Building reconstruction from multiple data fusion The use of different data sources, such as panchromatic images, colour images, surface models, laser scan data or existing GIS data often increases the reliability of extraction process (Brenner, 2000). Rottensteiner and Briese (2003) suggest a roof face extraction process using seed regions and region growing in regularised lidar derived DSM. In this process, intersection and step edges are detected and a polyhedral model is derived. It is proposed to detect regular structures automatically and to introduce them as constrains into a global adjustment. The authors also suggest the use of additional aerial images to detect small planar segments and to fit the wire frame models obtained from the lidar data to aerial images in order to improve the geometric accuracy. Rottensteiner et al. (2003) integrated lidar and high-resolution multi-spectral data for the automatic detection of buildings with heterogeneous appearances; a hierarchic integration technique was adopted to detect buildings in urban settings.

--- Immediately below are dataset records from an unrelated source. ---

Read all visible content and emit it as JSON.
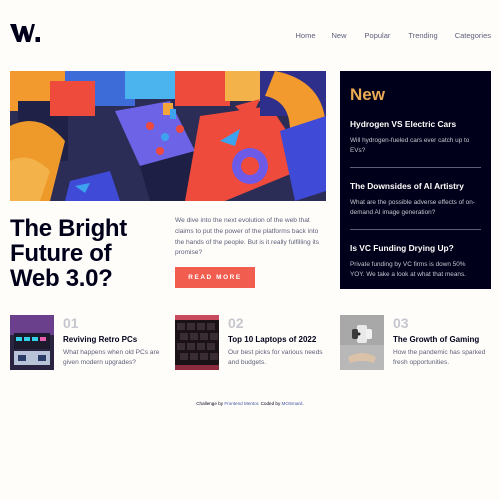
{
  "header": {
    "logo_text": "W.",
    "nav": [
      "Home",
      "New",
      "Popular",
      "Trending",
      "Categories"
    ]
  },
  "hero": {
    "image": "3d-abstract-blocks-image",
    "headline": "The Bright Future of Web 3.0?",
    "description": "We dive into the next evolution of the web that claims to put the power of the platforms back into the hands of the people. But is it really fulfilling its promise?",
    "button_label": "READ MORE"
  },
  "new": {
    "title": "New",
    "items": [
      {
        "title": "Hydrogen VS Electric Cars",
        "desc": "Will hydrogen-fueled cars ever catch up to EVs?"
      },
      {
        "title": "The Downsides of AI Artistry",
        "desc": "What are the possible adverse effects of on-demand AI image generation?"
      },
      {
        "title": "Is VC Funding Drying Up?",
        "desc": "Private funding by VC firms is down 50% YOY. We take a look at what that means."
      }
    ]
  },
  "cards": [
    {
      "num": "01",
      "title": "Reviving Retro PCs",
      "desc": "What happens when old PCs are given modern upgrades?",
      "image": "retro-pc-image"
    },
    {
      "num": "02",
      "title": "Top 10 Laptops of 2022",
      "desc": "Our best picks for various needs and budgets.",
      "image": "laptop-keyboard-image"
    },
    {
      "num": "03",
      "title": "The Growth of Gaming",
      "desc": "How the pandemic has sparked fresh opportunities.",
      "image": "gaming-controller-image"
    }
  ],
  "footer": {
    "prefix": "Challenge by ",
    "link1": "Frontend Mentor",
    "middle": ". Coded by ",
    "link2": "MOSmard",
    "suffix": "."
  },
  "colors": {
    "accent": "#f15e50",
    "panel": "#00001a",
    "new_title": "#e9ab53",
    "text_dark": "#00001a",
    "text_muted": "#5d5f79",
    "number_grey": "#c5c6ce",
    "background": "#fffdfa"
  }
}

Hofmann (2001) used an object-based classification scheme to detect buildings and roads in IKONOS data using additional elevation information. In light of these reviews, this paper describes the use of high resolution imagery combined with a lidar derived DSM for initial building planar roof reconstruction and subsequent 3D modelling. This approach has been adopted to make more accurate 3D building models with less complicated machine processes. IMPLEMENTATION The work flow for the proposed building extraction method is presented in Figure 1. First, building regions are detected in high resolution imagery and lidar data by an object-oriented classification procedure. As a result, 2D building regions are extracted for further geometric reconstruction. In the subsequent processes, these building regions are treated individually and initial height jumps for each edge are collected manually from lidar data. Then, initial planar patches are reconstructed in the object space through bi-linear surface interpolation.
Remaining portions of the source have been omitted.